Jumat, 24 April 2020

LEBIH PENTING MANA: CORONA ATAU EKONOMI?

Oleh: Bambamg Tri Cahyono
bambangcahyono@gmail.com

Dengan semakin merebaknya coroma di segenap penjuru dunia, maka resesi ekonomi  dunia akan menjadi sebuah keniscayaan. Ini berarti seluruh dunia sepakat untuk mengatakan bahwa mengatasi pandemi corona adalah lebih penting daripada megatasi resesi dunia.

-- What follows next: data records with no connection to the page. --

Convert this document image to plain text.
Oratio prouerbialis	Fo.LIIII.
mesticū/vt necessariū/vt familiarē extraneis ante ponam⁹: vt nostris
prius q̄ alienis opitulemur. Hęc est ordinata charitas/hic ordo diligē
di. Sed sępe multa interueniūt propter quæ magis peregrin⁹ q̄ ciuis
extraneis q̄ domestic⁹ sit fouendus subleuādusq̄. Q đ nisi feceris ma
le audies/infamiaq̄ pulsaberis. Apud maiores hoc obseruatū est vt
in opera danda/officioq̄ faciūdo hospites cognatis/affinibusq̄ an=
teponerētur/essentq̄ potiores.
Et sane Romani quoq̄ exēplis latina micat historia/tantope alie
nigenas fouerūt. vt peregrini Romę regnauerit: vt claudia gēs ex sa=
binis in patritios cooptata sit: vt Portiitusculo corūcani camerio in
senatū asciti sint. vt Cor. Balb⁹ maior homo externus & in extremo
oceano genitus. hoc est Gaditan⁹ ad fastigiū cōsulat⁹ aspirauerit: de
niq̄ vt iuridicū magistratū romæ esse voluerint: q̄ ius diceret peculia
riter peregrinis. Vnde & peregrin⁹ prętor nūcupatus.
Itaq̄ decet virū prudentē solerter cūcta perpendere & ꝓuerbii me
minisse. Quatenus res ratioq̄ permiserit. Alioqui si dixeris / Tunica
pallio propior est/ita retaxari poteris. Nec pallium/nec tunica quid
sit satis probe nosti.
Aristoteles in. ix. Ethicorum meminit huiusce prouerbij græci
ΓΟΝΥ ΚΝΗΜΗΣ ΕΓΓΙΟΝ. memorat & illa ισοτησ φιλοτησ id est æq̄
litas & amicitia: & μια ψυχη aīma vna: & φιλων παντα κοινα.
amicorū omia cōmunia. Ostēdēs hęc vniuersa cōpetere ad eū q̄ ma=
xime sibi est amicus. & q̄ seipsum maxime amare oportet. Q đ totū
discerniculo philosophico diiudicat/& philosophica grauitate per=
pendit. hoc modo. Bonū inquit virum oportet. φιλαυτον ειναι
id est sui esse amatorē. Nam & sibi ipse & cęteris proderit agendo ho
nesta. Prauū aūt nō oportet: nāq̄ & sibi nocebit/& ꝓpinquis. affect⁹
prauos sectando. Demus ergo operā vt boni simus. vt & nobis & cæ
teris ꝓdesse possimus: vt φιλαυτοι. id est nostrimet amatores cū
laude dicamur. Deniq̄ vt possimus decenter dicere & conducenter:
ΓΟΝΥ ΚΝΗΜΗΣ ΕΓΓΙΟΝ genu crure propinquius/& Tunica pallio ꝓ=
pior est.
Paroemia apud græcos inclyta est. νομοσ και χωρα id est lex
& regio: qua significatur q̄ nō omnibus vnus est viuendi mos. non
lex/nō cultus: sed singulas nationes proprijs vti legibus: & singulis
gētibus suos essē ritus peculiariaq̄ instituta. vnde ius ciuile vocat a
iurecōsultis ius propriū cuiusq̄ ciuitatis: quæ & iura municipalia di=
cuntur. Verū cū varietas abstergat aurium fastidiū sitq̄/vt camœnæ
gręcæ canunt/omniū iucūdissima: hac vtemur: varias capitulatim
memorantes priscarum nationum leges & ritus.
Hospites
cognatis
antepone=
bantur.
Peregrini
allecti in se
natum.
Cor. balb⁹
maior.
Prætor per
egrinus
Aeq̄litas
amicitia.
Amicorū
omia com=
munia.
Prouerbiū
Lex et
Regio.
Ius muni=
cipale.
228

Pada dua bulan pertama corona bergulir, Indonesia lebih memilih mengatasi masalah ekonomi daripada mewaspadai corona. Namun sejak ada tiga waranegara terpapar corona, maka kita lebih suka memihak corona dan membiarkan kemiskinan meningkat drastis.

Saya melihat di kalangan petinggi negeri ini juga ada dua faksi, antara faksi berpihak pada corona dan faksi berpihak pada ekonomi.

Contohnya Menko Kemaritiman dan Investasi yang menjadi Plt. Menteri Perhubungan, sesuai jabatannya tampaknya lebih suka ekonomi dan investasi jalan terus ditengah corona. Antara lain dengan membolehkan ojol membawa penumpang orang. Sementara protokol Covid-19 atau PSBB tidak membolehkannya.

Presiden Jokowi sendiri juga tampaknya mulai beralih dari memihak ke ekonomi menjadi berpihak ke coona. Alasannya, kesehatan lebih penting daripada isi perut. Padahal lebih banyak orang mati karena kemiskinan daripada karena corona.

Orang Indonesia mulai membayangkan bahwa kalau corona dibiarkan, maka akan banyak orang mati seperti di Amerika Serikat atau Eropa. Padahal mustahil hal itu terjadi, karena orang tua di Indonesia memiliki ketahanan tubuh yang lebih baik daripada di kedua negara tersebut.

Padahal kalau pemerintah tetap berprinsip pada ekonomi jalan terus ditengah wabah corona, maka nasib dan derita rakyat tidak akan seburuk seperti sekarang ini.

Tapi karena pemerintah lebih suka mengutamakan untuk memutus mata rantai penyebaran corona daipada memutus penyebaran mata rantai ekonomi, maka beginilah jadinya. Produksi nasional anjlok, pendapatan masyarakat turun drastis, pengeluaran nasional bertumbuh negatif.

Seharusnya, sebagai negara besar kita tidak perlu mengekor apa yang dilakukan negara lain. Kita memiliki budaya gotong royong untuk melawan corona dengan tetap membolehkan perekonomian jalan terus.

Tapi ya sudahlah, keputusan sudah diambil. Produksi harus dari rumah. Konsumsi harus tetap di rumah. Pendidikan juga tidak boleh di sekolah. Bahkan beribadah juga harus di rumah asja.

Dan para ulama mulai menghibur diri, dengan mengatakan bahwa ada rasa surga di dalam rumah. Para pemimpin negeri mulai mengangkat derajat orang yang di rumah sebagai pahlawan nasional.

Apa boleh buat, kejahatan karena bertahan hidup mulai meraja lela. Kebangkrutan pengusaha kecil, menengah dan besar tampak jelas di depan mata. Tapi maaf saat ini mereka bukanlah prioritas.

MARI PERANGI CORONA TANPA BERTEMPUR!